Entscheidungsstichwort (Thema)
Pflege(Psychiatrie-)zulage. halbgeschlossene Station. Fortführung von BAG 12. November 1997 – 10 AZR 772/96 – AP BAT § 33 Nr. 15. Tarifauslegung. Tarifrecht öffentlicher Dienst. Zulage
Orientierungssatz
- Um eine “halbgeschlossene (open-door-System) Abteilung oder Station” handelt es sich nur dann, wenn mindestens ein Teil der Patienten notfalls durch physischen Zwang daran zu hindern ist, die Einheit zu verlassen.
- Dies gilt auch, wenn mit suchtkranken Patienten eine Therapievereinbarung getroffen wird, wonach sie die Station unter bestimmten Umständen nicht verlassen “dürfen”. Entscheidend bleibt, ob die Patienten im Konfliktfall gehen können.
- Werden Patienten nur in Ausnahmefällen einer akuten Selbst- oder Fremdgefährdung für kurze Zeit physisch festgehalten, bis sie in eine geschlossene Station verlegt werden, ändert dies am Charakter der offenen Station nichts.
Normenkette
BAT (Bund/Länder/Gemeinden) Anlage 1b, Protokollerklärung Nr. 1 (1) Buchst. b
Verfahrensgang
Tenor
Von Rechts wegen!
Tatbestand
Die Parteien streiten über einen Anspruch auf eine tarifliche Pflegezulage und in diesem Zusammenhang darüber, ob die Klägerin auf einer “halbgeschlossenen (open-door-System) psychiatrischen Station” tätig ist.
Die Klägerin arbeitet seit dem 1. Januar 1984 als Krankenschwester beim Beklagten in dessen Bezirkskrankenhaus Taufkirchen/Vils.
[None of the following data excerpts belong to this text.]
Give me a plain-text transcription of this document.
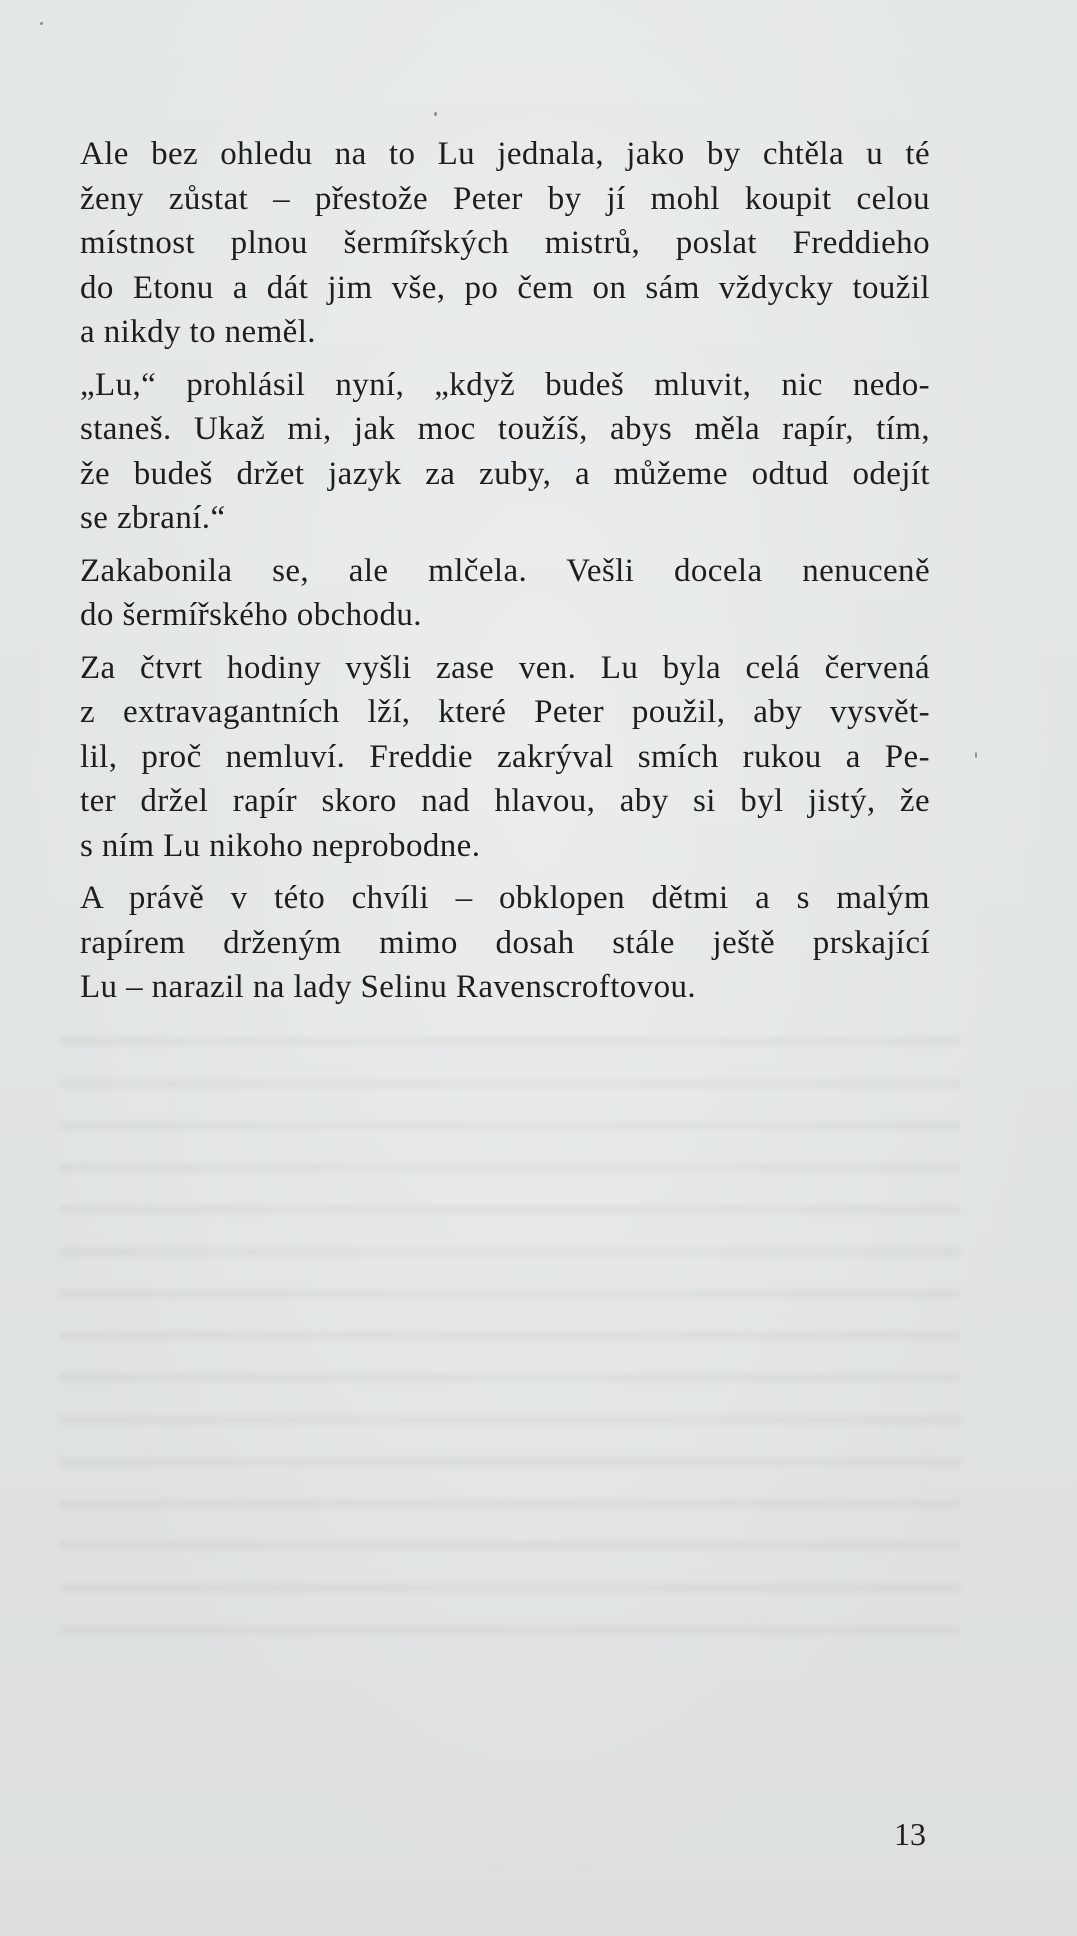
Ale bez ohledu na to Lu jednala, jako by chtěla u té
ženy zůstat – přestože Peter by jí mohl koupit celou
místnost plnou šermířských mistrů, poslat Freddieho
do Etonu a dát jim vše, po čem on sám vždycky toužil
a nikdy to neměl.

„Lu,“ prohlásil nyní, „když budeš mluvit, nic nedo-
staneš. Ukaž mi, jak moc toužíš, abys měla rapír, tím,
že budeš držet jazyk za zuby, a můžeme odtud odejít
se zbraní.“

Zakabonila se, ale mlčela. Vešli docela nenuceně
do šermířského obchodu.

Za čtvrt hodiny vyšli zase ven. Lu byla celá červená
z extravagantních lží, které Peter použil, aby vysvět-
lil, proč nemluví. Freddie zakrýval smích rukou a Pe-
ter držel rapír skoro nad hlavou, aby si byl jistý, že
s ním Lu nikoho neprobodne.

A právě v této chvíli – obklopen dětmi a s malým
rapírem drženým mimo dosah stále ještě prskající
Lu – narazil na lady Selinu Ravenscroftovou.

13
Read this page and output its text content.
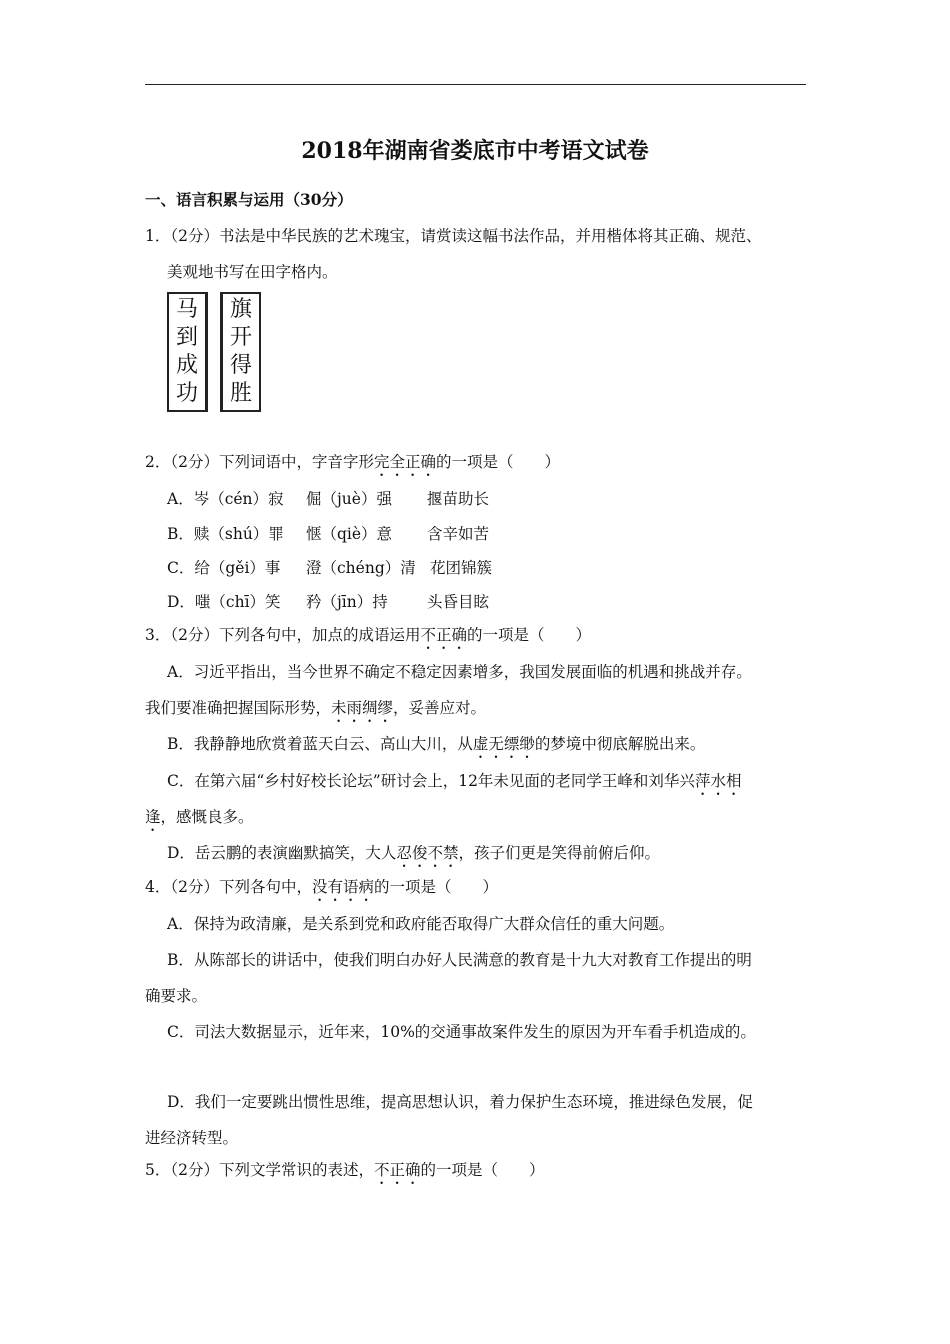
2018年湖南省娄底市中考语文试卷
一、语言积累与运用（30分）
1．（2分）书法是中华民族的艺术瑰宝，请赏读这幅书法作品，并用楷体将其正确、规范、
美观地书写在田字格内。
马
到
成
功
旗
开
得
胜
2．（2分）下列词语中，字音字形完全正确的一项是（　　）
A．岑（cén）寂 倔（juè）强 揠苗助长
B．赎（shú）罪 惬（qiè）意 含辛如苦
C．给（gěi）事 澄（chéng）清 花团锦簇
D．嗤（chī）笑 矜（jīn）持	头昏目眩
3．（2分）下列各句中，加点的成语运用不正确的一项是（　　）
A．习近平指出，当今世界不确定不稳定因素增多，我国发展面临的机遇和挑战并存。
我们要准确把握国际形势，未雨绸缪，妥善应对。
B．我静静地欣赏着蓝天白云、高山大川，从虚无缥缈的梦境中彻底解脱出来。
C．在第六届“乡村好校长论坛”研讨会上，12年未见面的老同学王峰和刘华兴萍水相
逢，感慨良多。
D．岳云鹏的表演幽默搞笑，大人忍俊不禁，孩子们更是笑得前俯后仰。
4．（2分）下列各句中，没有语病的一项是（　　）
A．保持为政清廉，是关系到党和政府能否取得广大群众信任的重大问题。
B．从陈部长的讲话中，使我们明白办好人民满意的教育是十九大对教育工作提出的明
确要求。
C．司法大数据显示，近年来，10%的交通事故案件发生的原因为开车看手机造成的。
D．我们一定要跳出惯性思维，提高思想认识，着力保护生态环境，推进绿色发展，促
进经济转型。
5．（2分）下列文学常识的表述，不正确的一项是（　　）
Im Arbeitsvertrag ist geregelt, dass das Arbeitsverhältnis sich nach den Vorschriften des Bundes-Angestelltentarifvertrages vom 23. Februar 1961 in der für den Bereich der kommunalen Arbeitgeber jeweils geltenden Fassung, den einschlägigen Sonderregelungen zum BAT und den zusätzlichen für den Bereich des Arbeitgebers verbindlichen Tarifverträgen in ihrer jeweils geltenden Fassung richtet. Die Klägerin ist derzeit in VergGr. KR VII Anlage 1b (Bund/Länder/Gemeinden) zum BAT eingruppiert.
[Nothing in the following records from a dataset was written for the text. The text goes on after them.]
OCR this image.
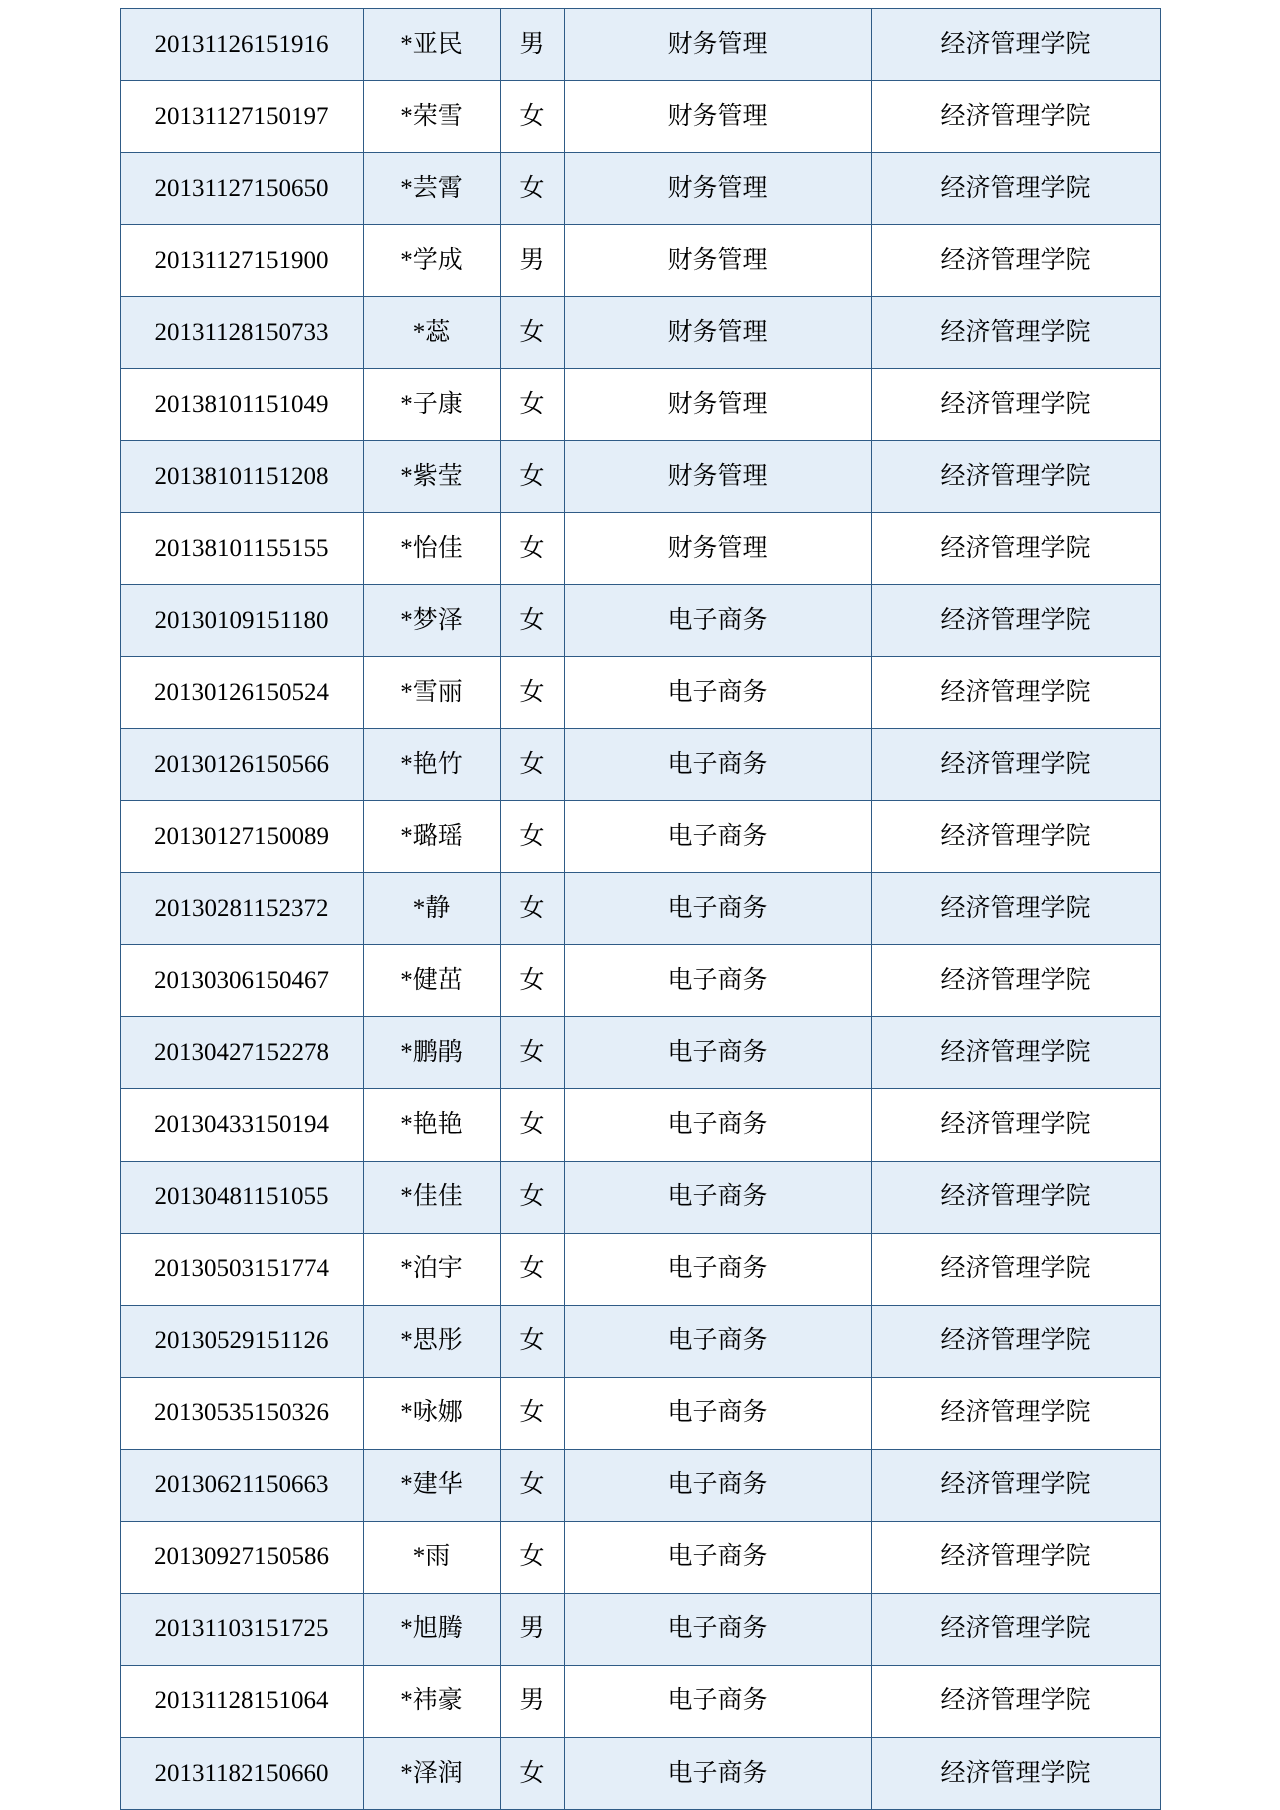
20131126151916	*亚民	男	财务管理	经济管理学院
20131127150197	*荣雪	女	财务管理	经济管理学院
20131127150650	*芸霄	女	财务管理	经济管理学院
20131127151900	*学成	男	财务管理	经济管理学院
20131128150733	*蕊	女	财务管理	经济管理学院
20138101151049	*子康	女	财务管理	经济管理学院
20138101151208	*紫莹	女	财务管理	经济管理学院
20138101155155	*怡佳	女	财务管理	经济管理学院
20130109151180	*梦泽	女	电子商务	经济管理学院
20130126150524	*雪丽	女	电子商务	经济管理学院
20130126150566	*艳竹	女	电子商务	经济管理学院
20130127150089	*璐瑶	女	电子商务	经济管理学院
20130281152372	*静	女	电子商务	经济管理学院
20130306150467	*健茁	女	电子商务	经济管理学院
20130427152278	*鹏鹃	女	电子商务	经济管理学院
20130433150194	*艳艳	女	电子商务	经济管理学院
20130481151055	*佳佳	女	电子商务	经济管理学院
20130503151774	*泊宇	女	电子商务	经济管理学院
20130529151126	*思彤	女	电子商务	经济管理学院
20130535150326	*咏娜	女	电子商务	经济管理学院
20130621150663	*建华	女	电子商务	经济管理学院
20130927150586	*雨	女	电子商务	经济管理学院
20131103151725	*旭腾	男	电子商务	经济管理学院
20131128151064	*祎豪	男	电子商务	经济管理学院
20131182150660	*泽润	女	电子商务	经济管理学院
Im Bezirkskrankenhaus Taufkirchen bestehen insgesamt neun Stationen im Fachbereich Akutpsychiatrie. Von diesen sind vier so genannte geschlossene Stationen. Dazu gehört die Station 1, auf der die Klägerin tätig ist, nicht. In dieser Station werden ausschließlich Suchtkranke, meist alkohol- und/oder medikamentenabhängige Menschen behandelt. Die Station hat 20 Betten und ist üblicherweise voll belegt. In der Zeit von 20.30 Uhr bis 6.00 Uhr ist in der Regel eine, in der Zeit von 6.00 Uhr bis 20.30 Uhr sind in der Regel eine bis zwei Pflegekräfte tätig.
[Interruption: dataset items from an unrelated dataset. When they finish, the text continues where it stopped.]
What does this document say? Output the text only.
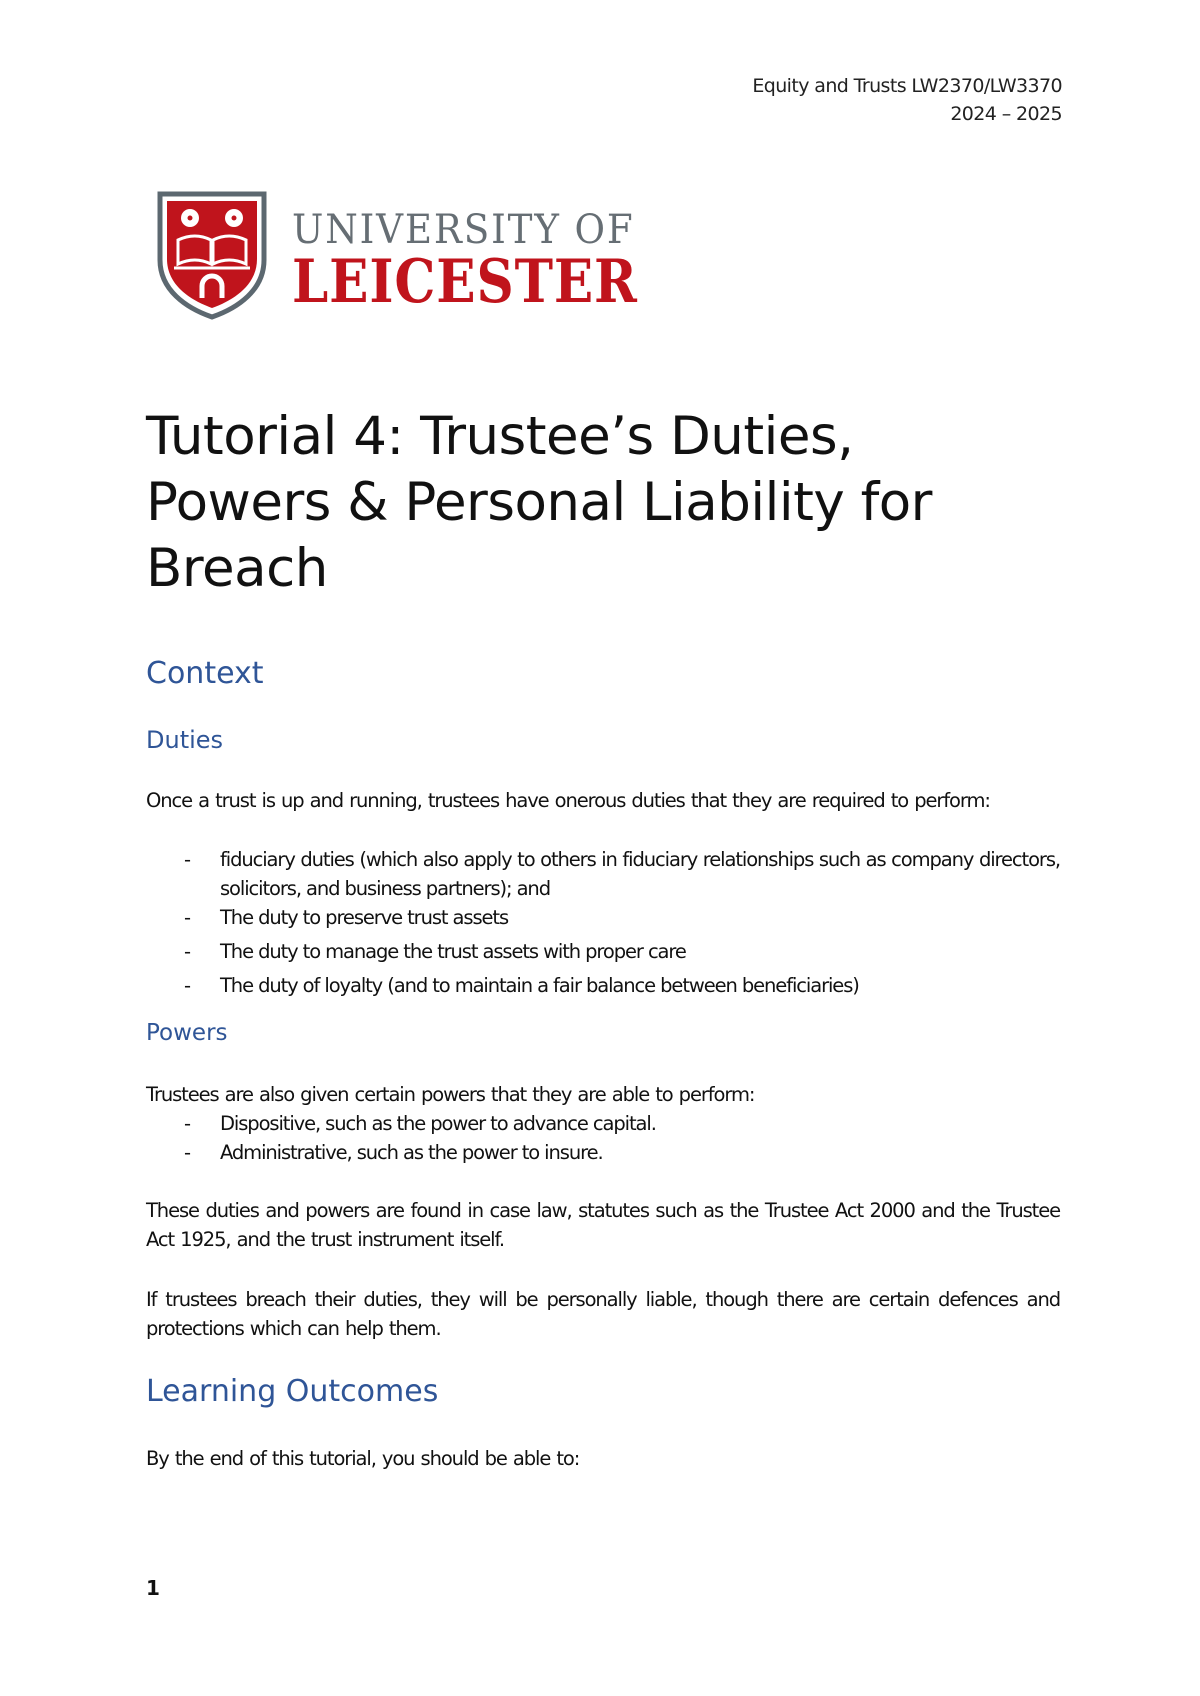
Equity and Trusts LW2370/LW3370
2024 – 2025
UNIVERSITY OF
LEICESTER
Tutorial 4: Trustee’s Duties, Powers & Personal Liability for Breach
Context
Duties

Once a trust is up and running, trustees have onerous duties that they are required to perform:

- fiduciary duties (which also apply to others in fiduciary relationships such as company directors, solicitors, and business partners); and
- The duty to preserve trust assets
- The duty to manage the trust assets with proper care
- The duty of loyalty (and to maintain a fair balance between beneficiaries)
Powers

Trustees are also given certain powers that they are able to perform:

- Dispositive, such as the power to advance capital.
- Administrative, such as the power to insure.

These duties and powers are found in case law, statutes such as the Trustee Act 2000 and the Trustee Act 1925, and the trust instrument itself.

If trustees breach their duties, they will be personally liable, though there are certain defences and protections which can help them.

Learning Outcomes

By the end of this tutorial, you should be able to:

1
Keiner der behandelten Patienten ist auf Grund eines Gesetzes eingewiesen, keiner ist auf Grund richterlicher Anordnung in dieser Station oder wird im Rahmen einer betreuten Unterbringung ärztlich behandelt. Sie sind ausschließlich freiwillig da. Allerdings wird ihnen zu Beginn ihres Aufenthalts eine Stationsordnung mitgeteilt. Nach einem von der Klägerin vorgelegten Muster ist darin “Schließzeiten” betreffend vorgesehen, dass das Haus um 22.00 Uhr geschlossen werde und die Patienten zu diesem Zeitpunkt nach Ausgängen im Park bzw. im Ort wieder auf der Station sein “müssen”. Zur Ausgangsregelung heißt es, dass während der Einnahme bestimmter Medikamente oder aus anderen medizinischen Gründen, die jeweils individuell mit den Patienten besprochen werden, sie die Station nicht verlassen “dürfen”. Für medikamentenabhängige Patienten und Patienten, die sowohl alkohol- als auch medikamentenabhängig seien, gelte das Ausgangsverbot, bis die Urinprobe negativ ausfalle (Ausgang nur in Begleitung von Pflegekräften). Alkoholabhängige Patienten hätten ab dem dritten Tag Ausgang in Begleitung eines(r) Mitpatienten(in) bzw. eines Angehörigen, falls der Patient sich gefestigt genug fühle. Ab dem fünften Tag habe der Patient alleine Ausgang. Eine Wochenendbeurlaubung werde im Regelfall frühestens ab dem zweiten Wochenende gewährt. Wünsche auf Beurlaubung seien mit dem Arzt bzw. Psychologen zu besprechen, wobei ein Antrag für eine Beurlaubung bis spätestens donnerstags 8.00 Uhr abzugeben sei. Bei Tages- und Wochenendbeurlaubungen sei der Patient angehalten, bis spätestens 20.00 Uhr auf der Station zurück zu sein.
Die Station hat zwei so genannte Überwachungszimmer, in die zB stark alkoholisierte Patienten gebracht werden. Das eine ist durch eine Glasscheibe mit dem Dienstzimmer verbunden, das andere kann mittels Videokamera vom Dienstzimmer aus überwacht werden. Das Dienstzimmer ist nicht ständig besetzt.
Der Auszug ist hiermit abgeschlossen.